The speed and effectiveness of joint training is strongly influenced by the individual task loss functions. Since these loss functions may have different properties and sizes, it is crucial to weigh them correctly. To find the optimal weights of the loss functions as well as other training hyperparameters, a hyperparameter evolution approach is used.
During training, if the samples in each batch are not carefully and thoroughly balanced, the performance of the model can degrade significantly. To address this issue, it is necessary to ensure that all categories in each iteration are adequately represented based on their frequency in the dataset.
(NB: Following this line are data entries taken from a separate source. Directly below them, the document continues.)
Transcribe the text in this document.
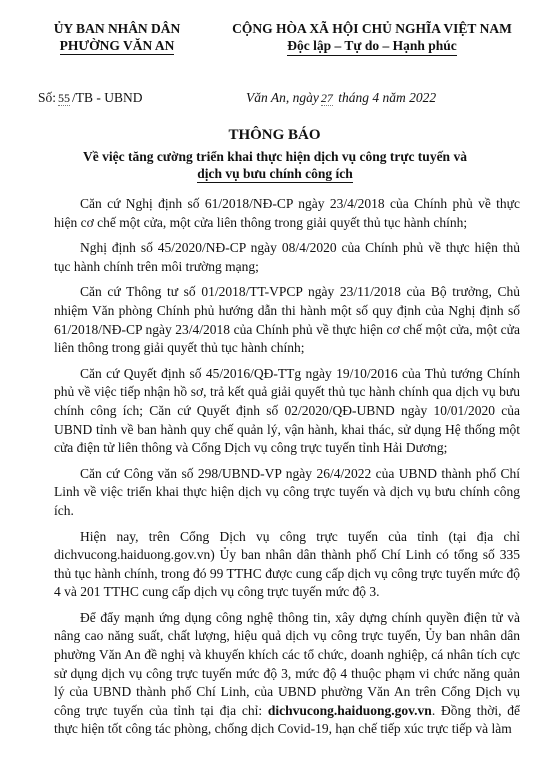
ỦY BAN NHÂN DÂN
PHƯỜNG VĂN AN
CỘNG HÒA XÃ HỘI CHỦ NGHĨA VIỆT NAM
Độc lập – Tự do – Hạnh phúc
Số: 55 /TB - UBND	Văn An, ngày 27 tháng 4 năm 2022
THÔNG BÁO
Về việc tăng cường triển khai thực hiện dịch vụ công trực tuyến và
dịch vụ bưu chính công ích

Căn cứ Nghị định số 61/2018/NĐ-CP ngày 23/4/2018 của Chính phủ về thực hiện cơ chế một cửa, một cửa liên thông trong giải quyết thủ tục hành chính;

Nghị định số 45/2020/NĐ-CP ngày 08/4/2020 của Chính phủ về thực hiện thủ tục hành chính trên môi trường mạng;

Căn cứ Thông tư số 01/2018/TT-VPCP ngày 23/11/2018 của Bộ trưởng, Chủ nhiệm Văn phòng Chính phủ hướng dẫn thi hành một số quy định của Nghị định số 61/2018/NĐ-CP ngày 23/4/2018 của Chính phủ về thực hiện cơ chế một cửa, một cửa liên thông trong giải quyết thủ tục hành chính;

Căn cứ Quyết định số 45/2016/QĐ-TTg ngày 19/10/2016 của Thủ tướng Chính phủ về việc tiếp nhận hồ sơ, trả kết quả giải quyết thủ tục hành chính qua dịch vụ bưu chính công ích; Căn cứ Quyết định số 02/2020/QĐ-UBND ngày 10/01/2020 của UBND tỉnh về ban hành quy chế quản lý, vận hành, khai thác, sử dụng Hệ thống một cửa điện tử liên thông và Cổng Dịch vụ công trực tuyến tỉnh Hải Dương;

Căn cứ Công văn số 298/UBND-VP ngày 26/4/2022 của UBND thành phố Chí Linh về việc triển khai thực hiện dịch vụ công trực tuyến và dịch vụ bưu chính công ích.

Hiện nay, trên Cổng Dịch vụ công trực tuyến của tỉnh (tại địa chỉ dichvucong.haiduong.gov.vn) Ủy ban nhân dân thành phố Chí Linh có tổng số 335 thủ tục hành chính, trong đó 99 TTHC được cung cấp dịch vụ công trực tuyến mức độ 4 và 201 TTHC cung cấp dịch vụ công trực tuyến mức độ 3.

Để đẩy mạnh ứng dụng công nghệ thông tin, xây dựng chính quyền điện tử và nâng cao năng suất, chất lượng, hiệu quả dịch vụ công trực tuyến, Ủy ban nhân dân phường Văn An đề nghị và khuyến khích các tổ chức, doanh nghiệp, cá nhân tích cực sử dụng dịch vụ công trực tuyến mức độ 3, mức độ 4 thuộc phạm vi chức năng quản lý của UBND thành phố Chí Linh, của UBND phường Văn An trên Cổng Dịch vụ công trực tuyến của tỉnh tại địa chỉ: dichvucong.haiduong.gov.vn. Đồng thời, để thực hiện tốt công tác phòng, chống dịch Covid-19, hạn chế tiếp xúc trực tiếp và làm
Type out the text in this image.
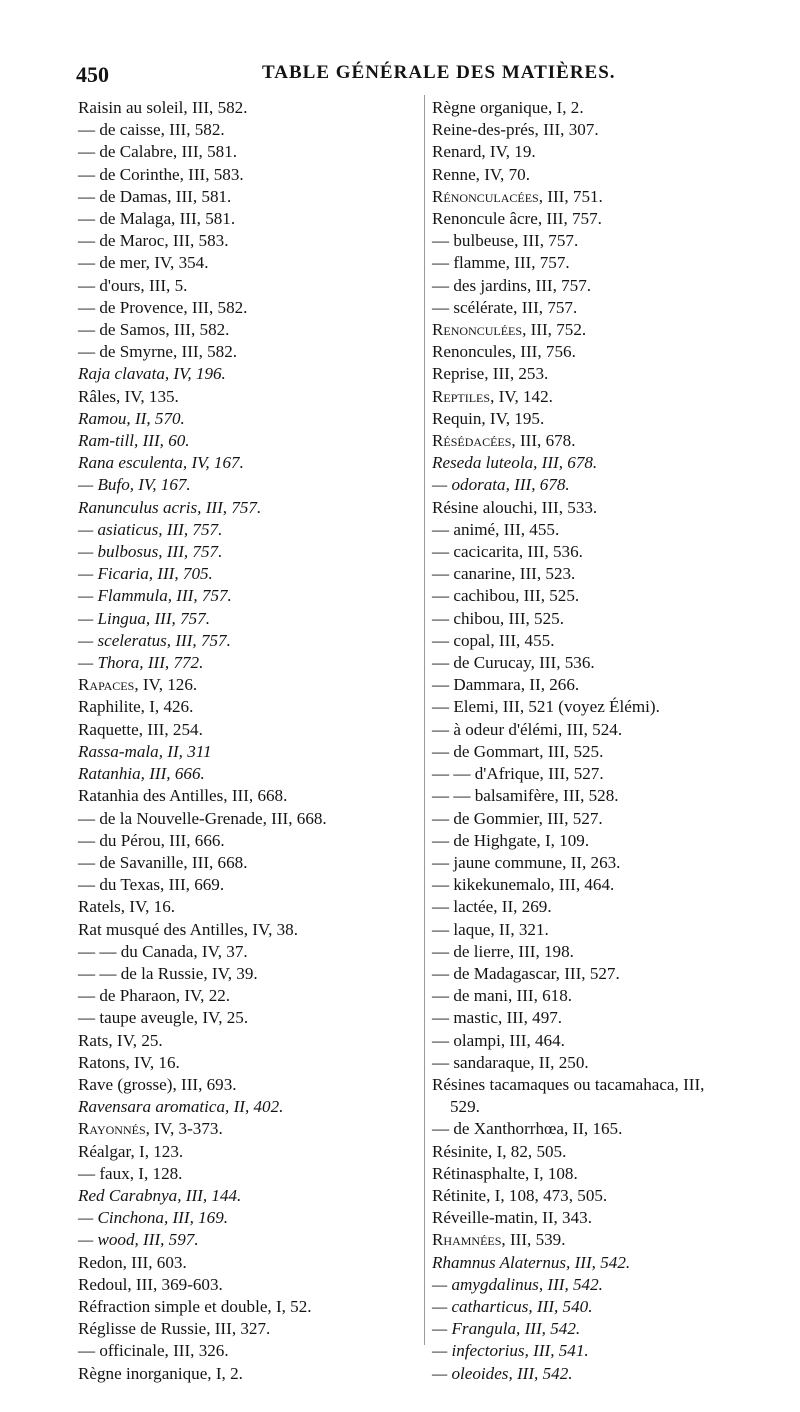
450	TABLE GÉNÉRALE DES MATIÈRES.
Raisin au soleil, III, 582.
— de caisse, III, 582.
— de Calabre, III, 581.
— de Corinthe, III, 583.
— de Damas, III, 581.
— de Malaga, III, 581.
— de Maroc, III, 583.
— de mer, IV, 354.
— d'ours, III, 5.
— de Provence, III, 582.
— de Samos, III, 582.
— de Smyrne, III, 582.
Raja clavata, IV, 196.
Râles, IV, 135.
Ramou, II, 570.
Ram-till, III, 60.
Rana esculenta, IV, 167.
— Bufo, IV, 167.
Ranunculus acris, III, 757.
— asiaticus, III, 757.
— bulbosus, III, 757.
— Ficaria, III, 705.
— Flammula, III, 757.
— Lingua, III, 757.
— sceleratus, III, 757.
— Thora, III, 772.
Rapaces, IV, 126.
Raphilite, I, 426.
Raquette, III, 254.
Rassa-mala, II, 311
Ratanhia, III, 666.
Ratanhia des Antilles, III, 668.
— de la Nouvelle-Grenade, III, 668.
— du Pérou, III, 666.
— de Savanille, III, 668.
— du Texas, III, 669.
Ratels, IV, 16.
Rat musqué des Antilles, IV, 38.
— — du Canada, IV, 37.
— — de la Russie, IV, 39.
— de Pharaon, IV, 22.
— taupe aveugle, IV, 25.
Rats, IV, 25.
Ratons, IV, 16.
Rave (grosse), III, 693.
Ravensara aromatica, II, 402.
Rayonnés, IV, 3-373.
Réalgar, I, 123.
— faux, I, 128.
Red Carabnya, III, 144.
— Cinchona, III, 169.
— wood, III, 597.
Redon, III, 603.
Redoul, III, 369-603.
Réfraction simple et double, I, 52.
Réglisse de Russie, III, 327.
— officinale, III, 326.
Règne inorganique, I, 2.
Règne organique, I, 2.
Reine-des-prés, III, 307.
Renard, IV, 19.
Renne, IV, 70.
Rénonculacées, III, 751.
Renoncule âcre, III, 757.
— bulbeuse, III, 757.
— flamme, III, 757.
— des jardins, III, 757.
— scélérate, III, 757.
Renonculées, III, 752.
Renoncules, III, 756.
Reprise, III, 253.
Reptiles, IV, 142.
Requin, IV, 195.
Résédacées, III, 678.
Reseda luteola, III, 678.
— odorata, III, 678.
Résine alouchi, III, 533.
— animé, III, 455.
— cacicarita, III, 536.
— canarine, III, 523.
— cachibou, III, 525.
— chibou, III, 525.
— copal, III, 455.
— de Curucay, III, 536.
— Dammara, II, 266.
— Elemi, III, 521 (voyez Élémi).
— à odeur d'élémi, III, 524.
— de Gommart, III, 525.
— — d'Afrique, III, 527.
— — balsamifère, III, 528.
— de Gommier, III, 527.
— de Highgate, I, 109.
— jaune commune, II, 263.
— kikekunemalo, III, 464.
— lactée, II, 269.
— laque, II, 321.
— de lierre, III, 198.
— de Madagascar, III, 527.
— de mani, III, 618.
— mastic, III, 497.
— olampi, III, 464.
— sandaraque, II, 250.
Résines tacamaques ou tacamahaca, III,
529.
— de Xanthorrhœa, II, 165.
Résinite, I, 82, 505.
Rétinasphalte, I, 108.
Rétinite, I, 108, 473, 505.
Réveille-matin, II, 343.
Rhamnées, III, 539.
Rhamnus Alaternus, III, 542.
— amygdalinus, III, 542.
— catharticus, III, 540.
— Frangula, III, 542.
— infectorius, III, 541.
— oleoides, III, 542.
The impact of training settings
a meter (measuring sth)1
Results are shown for the effects of each of the techniques described earlier. Proprietary data were used in these experiments as they demonstrated sufficient inter-task consistency to ensure clarity of the experiments. The model was trained to3
tasks, where the baseline is an architecture in which all parameters of the model (except theHEAD
part) are shared across tasks.
The dataset for the first task contains22
categories, the training focuses on having27,146
images, the validation set has3,017
images. The dataset for the second task contains18
categories, the training focuses on having22,365
images, the validation set has681
images. The dataset for the third task contains16
categories, the training focuses on having17,012
images, the validation set has3,830
Images. To compare the impact of the architectural search methods on the results, the paper also trained a model in which all theNECK
Some of the parameters are task-specific, and the accuracy enhancements of the discovered architecture are then compared to them.
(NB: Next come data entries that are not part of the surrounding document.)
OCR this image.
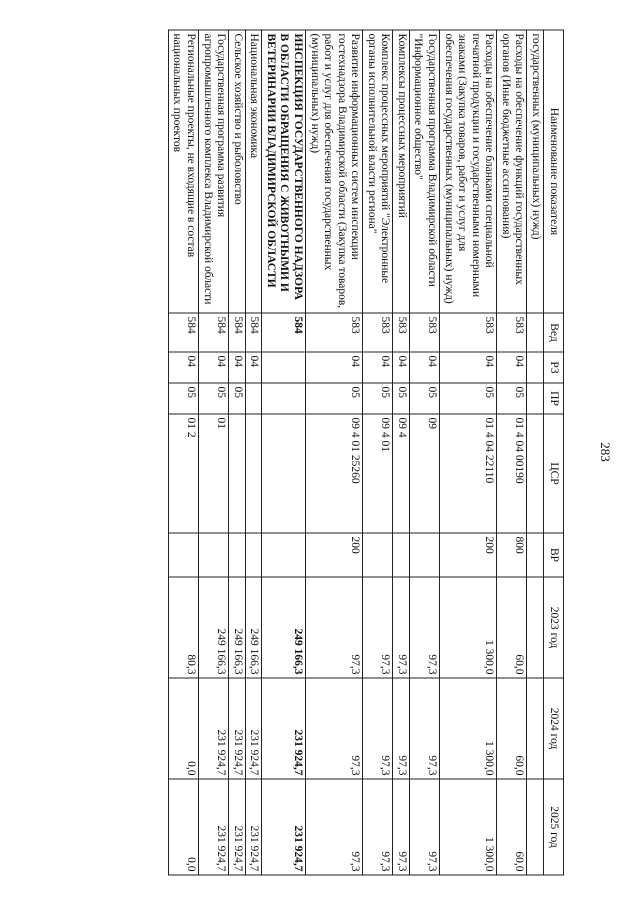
283
Наименование показателя	Вед	РЗ	ПР	ЦСР	ВР	2023 год	2024 год	2025 год
государственных (муниципальных) нужд)								
Расходы на обеспечение функций государственных органов (Иные бюджетные ассигнования)	583	04	05	01 4 04 00190	800	60,0	60,0	60,0
Расходы на обеспечение бланками специальной печатной продукции и государственными номерными знаками (Закупка товаров, работ и услуг для обеспечения государственных (муниципальных) нужд)	583	04	05	01 4 04 22110	200	1 300,0	1 300,0	1 300,0
Государственная программа Владимирской области "Информационное общество"	583	04	05	09		97,3	97,3	97,3
Комплексы процессных мероприятий	583	04	05	09 4		97,3	97,3	97,3
Комплекс процессных мероприятий "Электронные органы исполнительной власти региона"	583	04	05	09 4 01		97,3	97,3	97,3
Развитие информационных систем инспекции гостехнадзора Владимирской области (Закупка товаров, работ и услуг для обеспечения государственных (муниципальных) нужд)	583	04	05	09 4 01 25260	200	97,3	97,3	97,3
ИНСПЕКЦИЯ ГОСУДАРСТВЕННОГО НАДЗОРА В ОБЛАСТИ ОБРАЩЕНИЯ С ЖИВОТНЫМИ И ВЕТЕРИНАРИИ ВЛАДИМИРСКОЙ ОБЛАСТИ	584					249 166,3	231 924,7	231 924,7
Национальная экономика	584	04				249 166,3	231 924,7	231 924,7
Сельское хозяйство и рыболовство	584	04	05			249 166,3	231 924,7	231 924,7
Государственная программа развития агропромышленного комплекса Владимирской области	584	04	05	01		249 166,3	231 924,7	231 924,7
Региональные проекты, не входящие в состав национальных проектов	584	04	05	01 2		80,3	0,0	0,0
The models mentioned are inYOLOv5x
constructed on the basis of an input image resolution of640x640
The measurements were taken atV100 GPU
the aboveFP16
The precision is carried out.
Open-source datasets experiments
If this article is helpful to you, please click a like or in the look at it ~~
For more content, please pay attention to WeChat public number [Xiaofei's Algorithm Engineering Notes].